During his lifetime, Irish playwright, novelist, and poet Oscar Wilde – known for his clever wit and outrageous behavior – delved deep into a discussion of the nature of art in plays, essays, and speeches. Here is a summary of his wise deliberations on the craft.
Oscar Wilde argued for imagination and openness in order to really appreciate art. He said, “An educated person’s ideas of Art are drawn naturally from what Art has been, whereas the new work of art is beautiful by being what Art has never been… A temperament capable of receiving, through an imaginative medium, and under imaginative conditions, new and beautiful impressions, is the only temperament that can appreciate a work of art.”

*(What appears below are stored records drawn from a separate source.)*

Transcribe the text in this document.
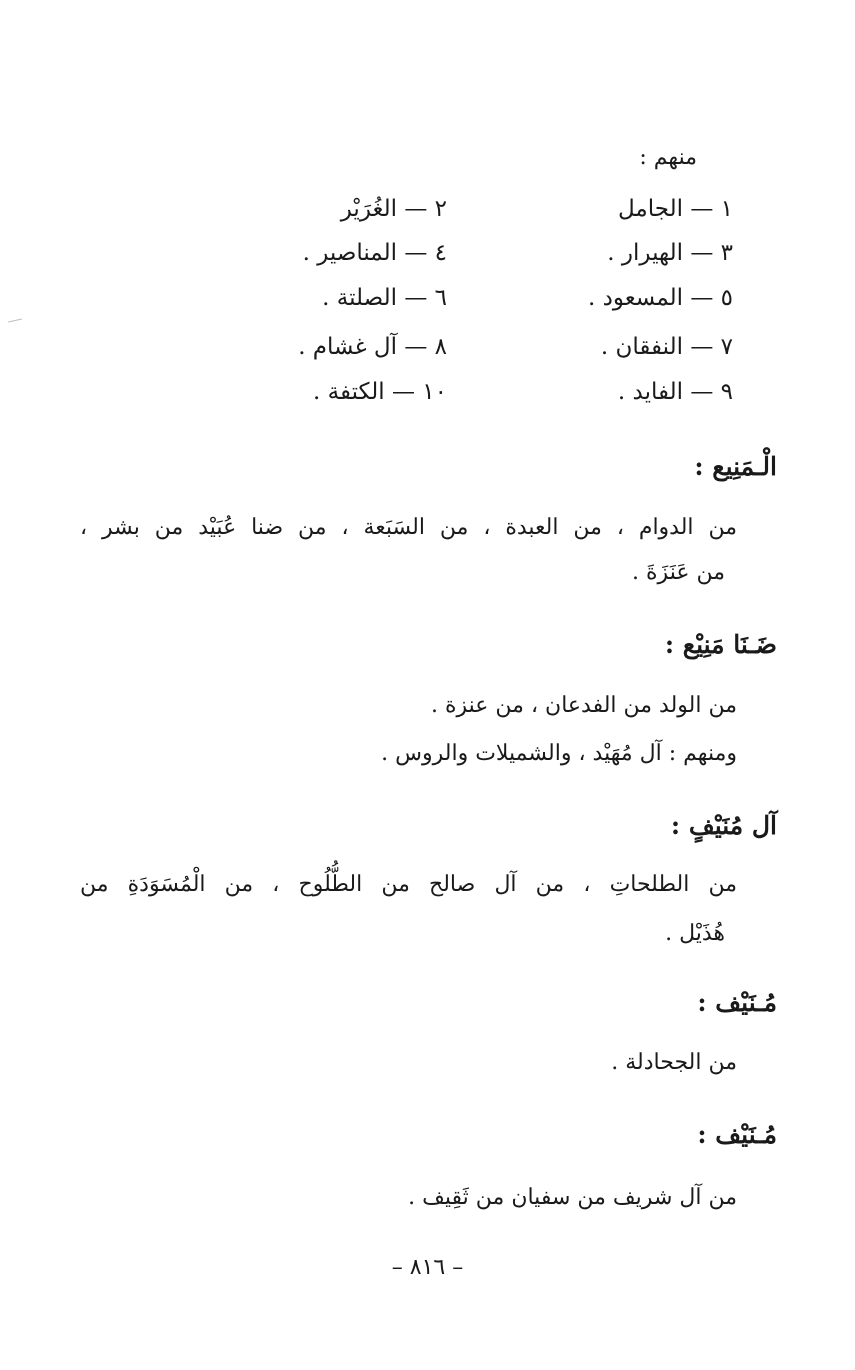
منهم :
١ — الجامل
٢ — الغُرَيْر
٣ — الهيرار .
٤ — المناصير .
٥ — المسعود .
٦ — الصلتة .
٧ — النفقان .
٨ — آل غشام .
٩ — الفايد .
١٠ — الكتفة .
الْـمَنِيع :
من الدوام ، من العبدة ، من السَبَعة ، من ضنا عُبَيْد من بشر ،
من عَنَزَةَ .
ضَـنَا مَنِيْع :
من الولد من الفدعان ، من عنزة .
ومنهم : آل مُهَيْد ، والشميلات والروس .
آل مُنَيْفٍ :
من الطلحاتِ ، من آل صالح من الطُّلُوح ، من الْمُسَوَدَةِ من
هُذَيْل .
مُـنَيْف :
من الجحادلة .
مُـنَيْف :
من آل شريف من سفيان من ثَقِيف .
– ٨١٦ –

Oscar Wilde was strongly associated with the phrase “art for art’s sake,” though it doesn’t actually appear in his writing. It stems from his role in the Aesthetics Movement, in which he advocated that art needed no justification or purpose. As he notoriously claimed in the preface to his dark novel The Picture of Dorian Gray, “All art is quite useless.” Wilde believed that art need not express anything but itself. He put the value on artistry above anything else and regarded life as a kind of art form, to be lived beautifully.
Oscar Wilde warned artists not be interested in seeking approval or create art for demand. If the work is not good for the artist himself, it’s not good for anyone else. He said, “A true artist takes no notice whatsoever of the public. The public to him are non-existent.” In fact, Wilde argued it should be the audience who should adapt rather than the artist: “The artist should never try to be popular. Rather the public should be more artistic.”

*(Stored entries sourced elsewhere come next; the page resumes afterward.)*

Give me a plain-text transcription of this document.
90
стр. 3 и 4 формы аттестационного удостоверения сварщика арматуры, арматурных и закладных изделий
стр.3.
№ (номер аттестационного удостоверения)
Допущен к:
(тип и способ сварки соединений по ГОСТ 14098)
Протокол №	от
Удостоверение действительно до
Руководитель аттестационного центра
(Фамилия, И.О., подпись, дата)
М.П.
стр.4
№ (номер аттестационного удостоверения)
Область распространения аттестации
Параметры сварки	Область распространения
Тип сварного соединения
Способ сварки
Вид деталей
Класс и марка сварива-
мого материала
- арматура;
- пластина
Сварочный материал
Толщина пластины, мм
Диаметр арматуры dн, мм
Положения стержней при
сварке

Oscar Wilde commented on the political conditions needed for art to thrive; he promoted a disregard for government power, rules, or authority. He said, “People sometimes inquire what form of government is most suitable for an artist to live under. To this question there is only one answer. The form of government that is most suitable to the artist is no government at all. Authority over him and his art is ridiculous.”
Oscar Wilde disagreed with the idea that art needs to be virtuous or that an artist needs to have a moral stance. In the preface to his novel, The Picture of Dorian Gray, he wrote, “No artist has ethical sympathies. An ethical sympathy in an artist is an unpardonable mannerism of style.” This idea is reflected in the narcissistic character of Dorian Gray, who indulges in immoral pleasure for pure hedonistic satisfaction. Little wonder the book was highly condemned at the time of publication in the 1890s for being immoral and licentious.
Oscar Wilde believed the success of an artist was due to him not relying on his craft as a source of earnings. In a letter written by Wilde at the height of his success as a playwright, he advises, “The best work in literature is always done by those who do not depend on it for their daily bread and the highest form of literature, Poetry, brings no wealth to the singer.”
In his essay The Decay of Lying, Wilde wrote, “No great artist ever sees things as they really are. If he did, he would cease to be an artist.” For Wilde, art is about illusion and imagination. He believed that the artist’s ability to transcend reality and to create the sublime is what makes him great. The proper aim of art is to lie – or tell of beautiful, untrue things.
For Oscar Wilde, art was about returning to nature for inspiration. Originality was key to art. “In a very ugly and sensible age, the arts borrow, not from life, but from each other.’ He proposed that individualism offers the most fertile ground for the creation of art and cultivates the highest potential, stating: ‘Art is the most intense mode of individualism that the world has known.”